I'm not defending his particular stance here, just pointing out that there is a charitable interpretation of what he means by 'objective' that his critics online are ignoring.
Jason Pratt said…
Hey BDK! Nice to see you here!

Would you say that this interpretation fits the data of how PZM proceeds, as provided in examples by JD in the article?

Or alternately that JD has significantly underrepresented how PZM proceeds on the topic, such that in context the evidence given by JD is of negligible importance and perhaps even misleading to PZM's actual approach?

JRP
Jason hi thanks for the note.

Frankly I don't think PZ has thought it through, and is likely confused. It would take a lot of work to turn PZ's stuff into something workable: I would likely start from scratch if I thought this approach had promise.

By 'charitable' I stretched it to mean 'likely what he didn't even mean to be saying, but we could help him by pointing out this is what he should be saying' because he likely hasn't thought about moral philosophy enough.

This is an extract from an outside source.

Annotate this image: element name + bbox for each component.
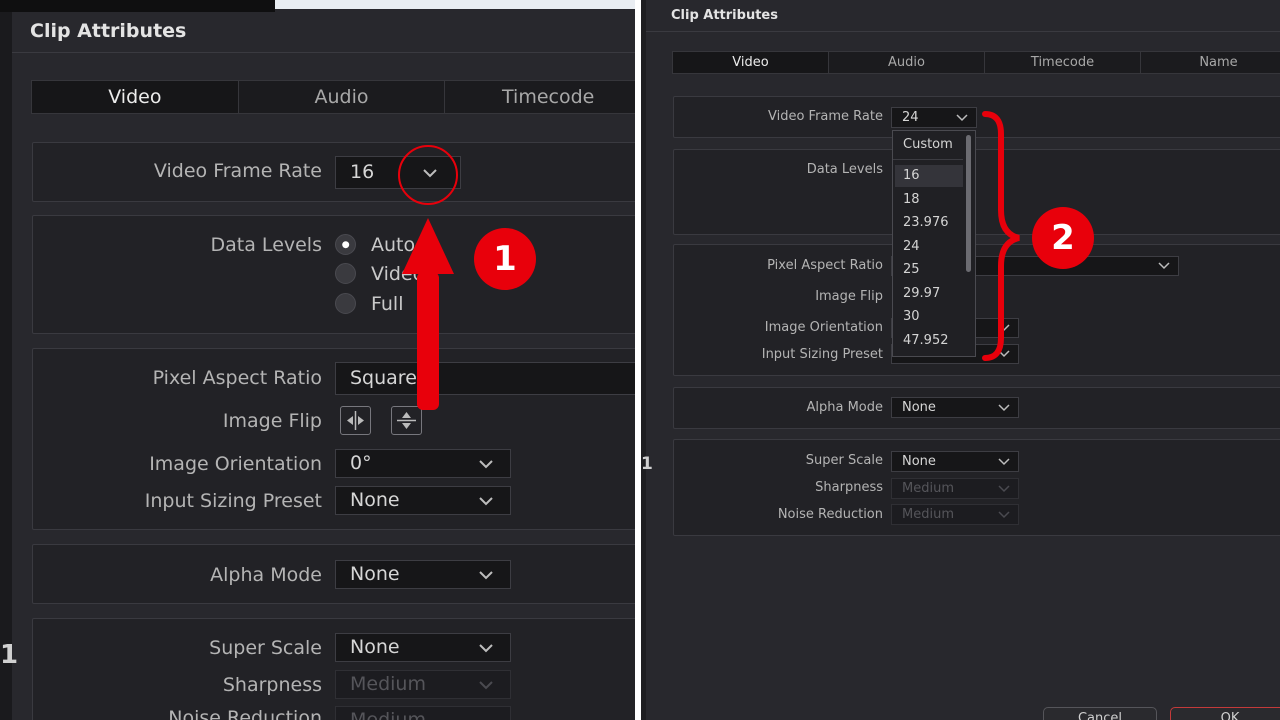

Yes, it is a bit of bending over backwards, but PZ gets bashed (rightly) so much, I just thought I'd play devil's advocate.
Jason Pratt said…
Kewl. {g}

Although as you note, that would rather change the argument (and thus also criticism for the argument if any).

JRP
I'm not sure it would change his argument, because I just think he isn't clear on the issues. He might even say this is silly hair-splitting and bring out some kind of courtier's reply. :)
I don't think the existence of ethics is a problem for secularists/atheists per se.

Aristotle's Nichomachean Ethics work without gods if you drop the bizarre argument about the gods existing in perpetual contemplation in Book X -- an argument I can't see really appealing to anybody anymore.

Ethics becomes a problem for atheists only when they subscribe to the kind of extreme materialism or pop-skepticism contemporary atheists tend to be attracted to.
Ethics is knowing the difference between what you have a right to do and what is right to do.